Rino Mastrotto, Chairman of the Board of Directors of SICIT, said: “I am proud of this result, which crowns almost thirty years of management by the tanners of the Arzignano district (Intesa Holding) and which brings SICIT to the Stock Exchange to guarantee a new stage of growth and development“.

Gerardo Braggiotti, Chairman of the Board of Directors of SprintItaly, commented: “The work of these months allowed us to identify a company that fully reflects the goal set and represents the best opportunity for our shareholders, also considering the current context of the financial markets. SICIT is a company that combines in an excellent way innovation, solid market positioning and high potential. The Business Combination agreement, made possible by the opening of the current ownership and the vision of a forward-looking management, will give a strong boost to the implementation of the development plan, making SICIT an ideal candidate for a successful IPO“.

The merger
The Merger Plan provides for an exchange ratio of (i) no. 1 ordinary share of the Combined Entity for every no. 1 ordinary share of SICIT and (ii) no. 1 special share of the Combined Entity for every no. 1 special share of SICIT.

The Merger will be approved on the basis of the following reference balance sheets, pursuant to Article 2501-quater of the Italian Civil Code:

  • SprintItaly’s balance sheet as at 30 September 2018, consisting of a balance sheet, income statement, cash flow statement and notes to the accounts, prepared in accordance with ITA GAAP accounting principles and approved by SprintItaly’s Board of Directors on 13 December 2018;
  • interim financial report of SICIT as at 30 September 2018, pro-forma to reflect the acquisition of Chemitech and the additional operations prior to the Merger provided for in the Framework Agreement, prepared in accordance with ITA GAAP accounting standards, consisting of the balance sheet, income statement, cash flow statement and notes to the accounts, approved by the Board of Directors of SICIT on 19 December 2018.

In accordance with SprintItaly’s Articles of Association, the resolution of the shareholders’ meeting to change the corporate purpose necessary to carry out the Business Combination will be resolutely subject to the fulfilment of both of the following conditions:

  • the exercise of the right of withdrawal by a number of shareholders who did not participate in the approval of the aforesaid change in the corporate purpose representing at least 30% of the ordinary share capital
  • the completion of the procedure for the liquidation of such withdrawing shareholders through the redemption or cancellation of a number of ordinary shares equal to or greater than 30% of the ordinary share capital.
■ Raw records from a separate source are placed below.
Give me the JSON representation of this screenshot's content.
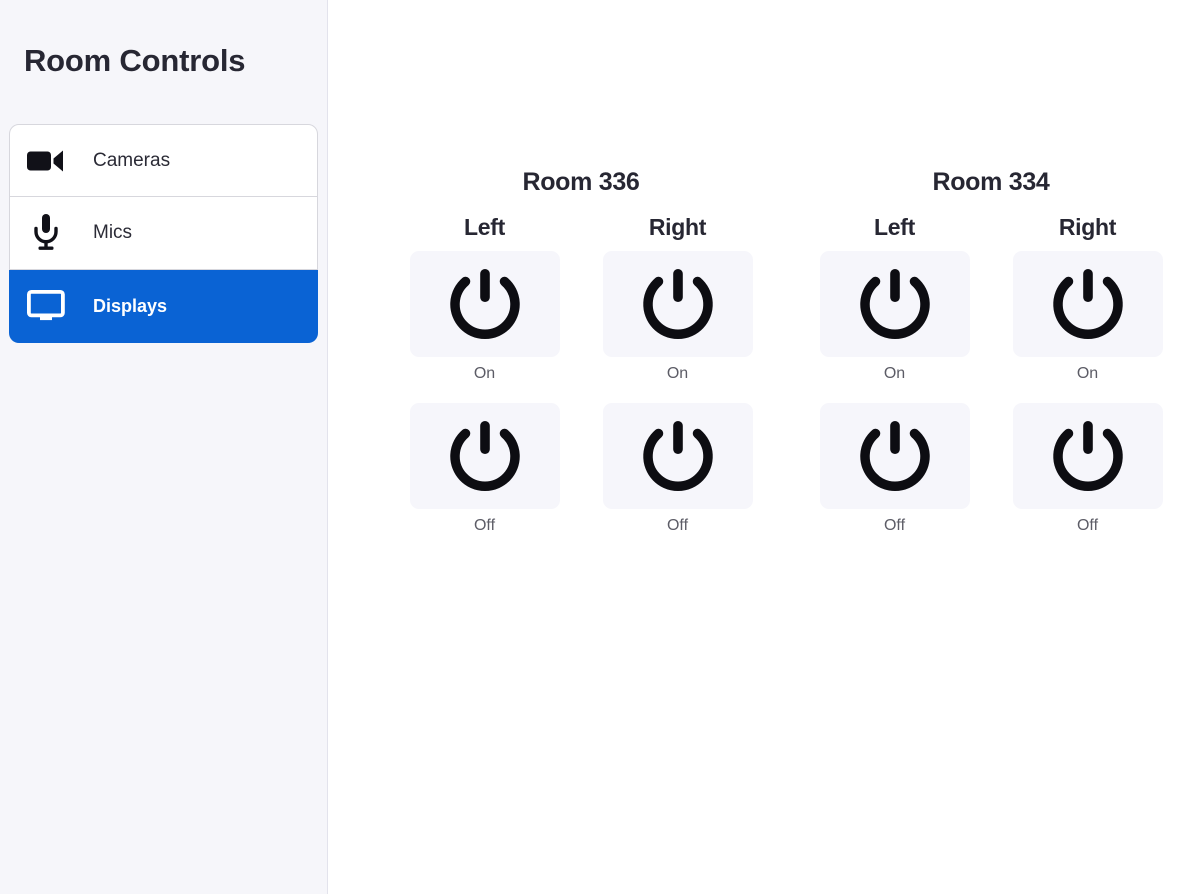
{
  "sidebar": {
    "title": "Room Controls",
    "items": [
      {
        "label": "Cameras",
        "icon": "video-camera-icon",
        "active": false
      },
      {
        "label": "Mics",
        "icon": "microphone-icon",
        "active": false
      },
      {
        "label": "Displays",
        "icon": "monitor-icon",
        "active": true
      }
    ]
  },
  "colors": {
    "accent": "#0a63d4",
    "sidebar_bg": "#f6f6fa",
    "tile_bg": "#f6f6fb",
    "text_dark": "#272733",
    "text_muted": "#5c5c66"
  },
  "main": {
    "rooms": [
      {
        "title": "Room 336",
        "sides": [
          {
            "title": "Left",
            "buttons": [
              {
                "icon": "power-icon",
                "label": "On"
              },
              {
                "icon": "power-icon",
                "label": "Off"
              }
            ]
          },
          {
            "title": "Right",
            "buttons": [
              {
                "icon": "power-icon",
                "label": "On"
              },
              {
                "icon": "power-icon",
                "label": "Off"
              }
            ]
          }
        ]
      },
      {
        "title": "Room 334",
        "sides": [
          {
            "title": "Left",
            "buttons": [
              {
                "icon": "power-icon",
                "label": "On"
              },
              {
                "icon": "power-icon",
                "label": "Off"
              }
            ]
          },
          {
            "title": "Right",
            "buttons": [
              {
                "icon": "power-icon",
                "label": "On"
              },
              {
                "icon": "power-icon",
                "label": "Off"
              }
            ]
          }
        ]
      }
    ]
  }
}
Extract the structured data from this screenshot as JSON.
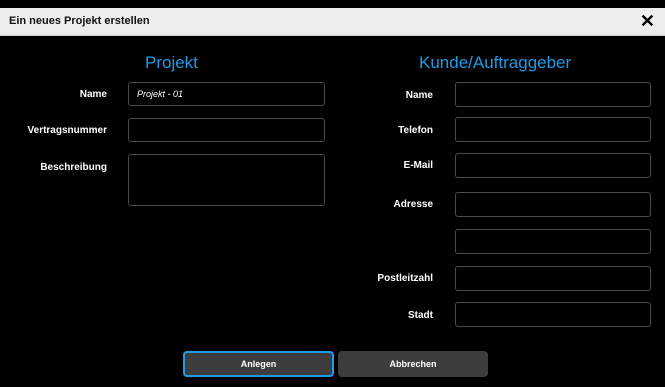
{
  "dialog": {
    "title": "Ein neues Projekt erstellen",
    "close_symbol": "✕"
  },
  "project": {
    "heading": "Projekt",
    "name_label": "Name",
    "name_value": "Projekt - 01",
    "contract_label": "Vertragsnummer",
    "contract_value": "",
    "description_label": "Beschreibung",
    "description_value": ""
  },
  "customer": {
    "heading": "Kunde/Auftraggeber",
    "name_label": "Name",
    "phone_label": "Telefon",
    "email_label": "E-Mail",
    "address_label": "Adresse",
    "zip_label": "Postleitzahl",
    "city_label": "Stadt"
  },
  "buttons": {
    "create_label": "Anlegen",
    "cancel_label": "Abbrechen"
  },
  "colors": {
    "accent": "#1e9be8",
    "background": "#000000",
    "titlebar": "#ededed",
    "button": "#3d3d3d"
  }
}
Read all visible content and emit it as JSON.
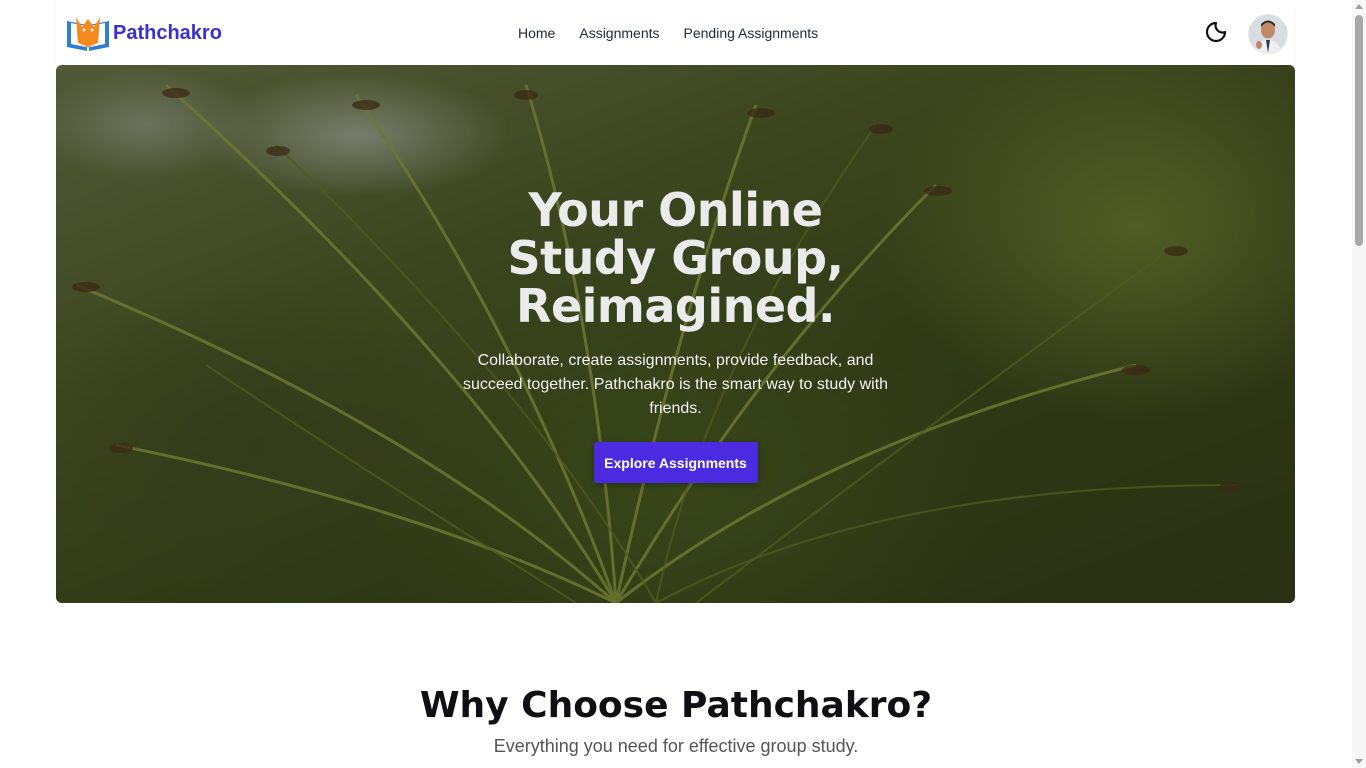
{
  "brand": {
    "name": "Pathchakro",
    "logo_icon": "book-logo-icon"
  },
  "nav": {
    "items": [
      {
        "label": "Home"
      },
      {
        "label": "Assignments"
      },
      {
        "label": "Pending Assignments"
      }
    ]
  },
  "header": {
    "theme_icon": "moon-icon",
    "avatar_icon": "user-avatar"
  },
  "hero": {
    "title": "Your Online Study Group, Reimagined.",
    "subtitle": "Collaborate, create assignments, provide feedback, and succeed together. Pathchakro is the smart way to study with friends.",
    "cta_label": "Explore Assignments"
  },
  "features": {
    "title": "Why Choose Pathchakro?",
    "subtitle": "Everything you need for effective group study."
  },
  "colors": {
    "accent": "#4a2be0",
    "brand": "#3c2fd0",
    "hero_green": "#5c6b2e"
  }
}
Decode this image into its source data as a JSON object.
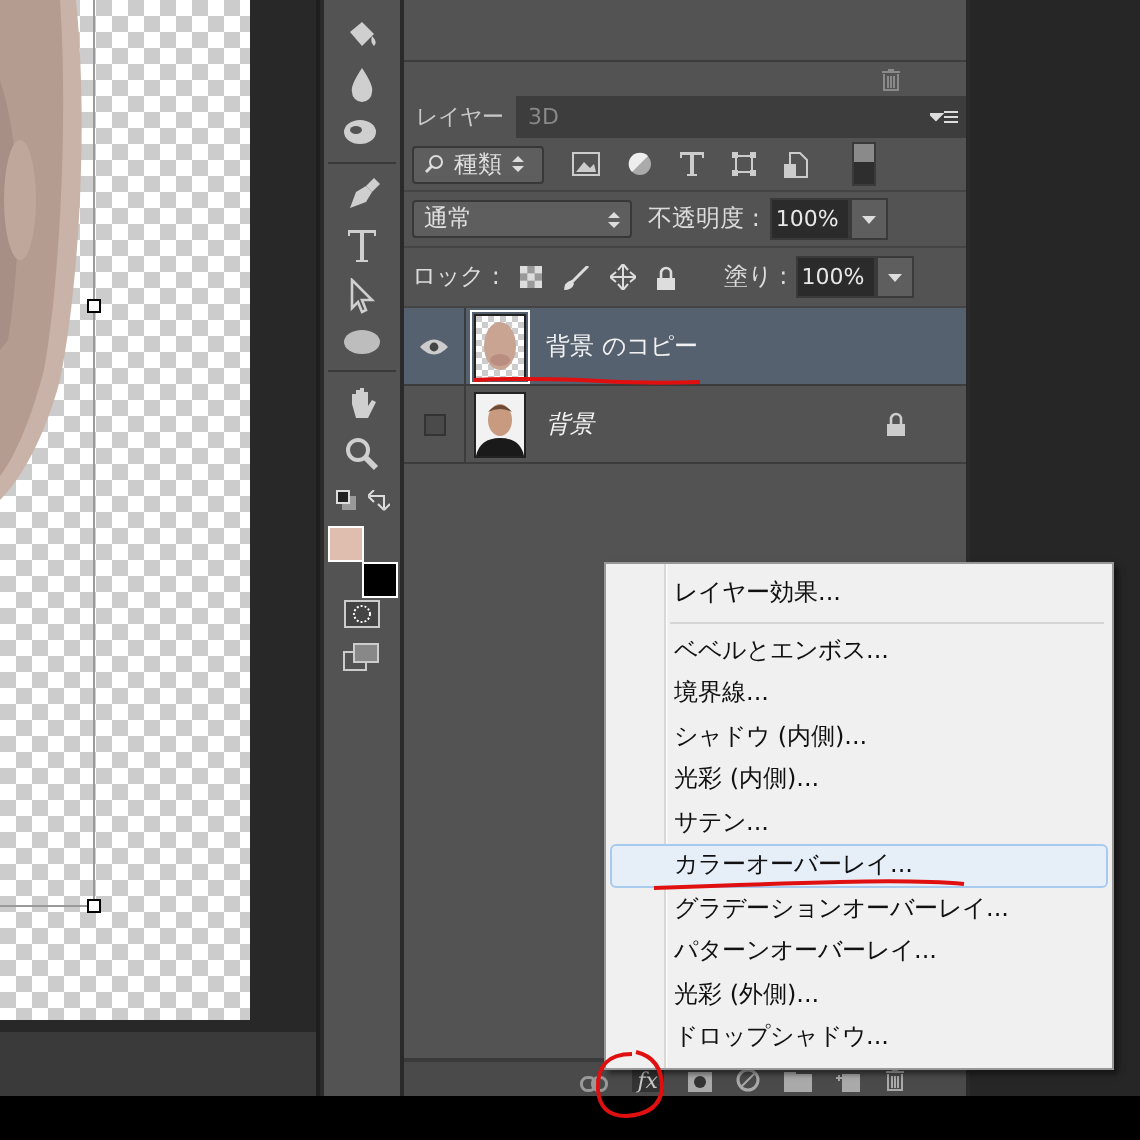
{
  "tools": {
    "foreground": {
      "color": "#dfbdaf"
    },
    "background": {
      "color": "#000000"
    }
  },
  "layers_panel": {
    "tabs": [
      {
        "label": "レイヤー",
        "selected": true
      },
      {
        "label": "3D",
        "selected": false
      }
    ],
    "filter": {
      "value": "種類"
    },
    "blend_mode": {
      "value": "通常"
    },
    "opacity": {
      "label": "不透明度 :",
      "value": "100%"
    },
    "lock": {
      "label": "ロック :"
    },
    "fill": {
      "label": "塗り :",
      "value": "100%"
    },
    "layers": [
      {
        "name": "背景 のコピー",
        "kind": "normal",
        "visible": true,
        "selected": true,
        "locked": false
      },
      {
        "name": "背景",
        "kind": "background",
        "visible": false,
        "selected": false,
        "locked": true
      }
    ],
    "fx_button": {
      "label": "fx"
    }
  },
  "context_menu": {
    "sections": [
      {
        "items": [
          {
            "label": "レイヤー効果...",
            "selected": false
          }
        ]
      },
      {
        "items": [
          {
            "label": "ベベルとエンボス...",
            "selected": false
          },
          {
            "label": "境界線...",
            "selected": false
          },
          {
            "label": "シャドウ (内側)...",
            "selected": false
          },
          {
            "label": "光彩 (内側)...",
            "selected": false
          },
          {
            "label": "サテン...",
            "selected": false
          },
          {
            "label": "カラーオーバーレイ...",
            "selected": true
          },
          {
            "label": "グラデーションオーバーレイ...",
            "selected": false
          },
          {
            "label": "パターンオーバーレイ...",
            "selected": false
          },
          {
            "label": "光彩 (外側)...",
            "selected": false
          },
          {
            "label": "ドロップシャドウ...",
            "selected": false
          }
        ]
      }
    ]
  }
}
In this regard, it should be noted that under the law and the articles of association, the liquidation value of any ordinary shares of SICIT subject to withdrawal has been fixed at € 10 per share.

The shareholders of SprintItaly will be called upon to approve the Business Combination at the Shareholders’ Meeting, which will then be convened by means of a special notice published, inter alia, on the website www.sprint-italy.com in the “Significant Transaction” section.
The Business Combination is expected to be completed before summer 2019.

In the operation SprintItaly has been advised by KPMG for the financial due diligence, by Chiaravalli Reali e Associati for the fiscal due diligence, by TAUW Italia for the environmental due diligence and by WillisTowerWatson for the insurance due diligence and by Goetz for the business due diligence. Banca Finint has been financial advisor to Sicit’s shareholders, initially supporting entrepreneurs in the preparation and selection of the operation and then in the selection of SPAC and in the structuring and negotiation of the operation.
Banca IMI (Intesa Sanpaolo Group) acts as NOMAD and SprintItaly Specialist, while Gatti Pavesi Bianchi acted as legal advisor to the parties.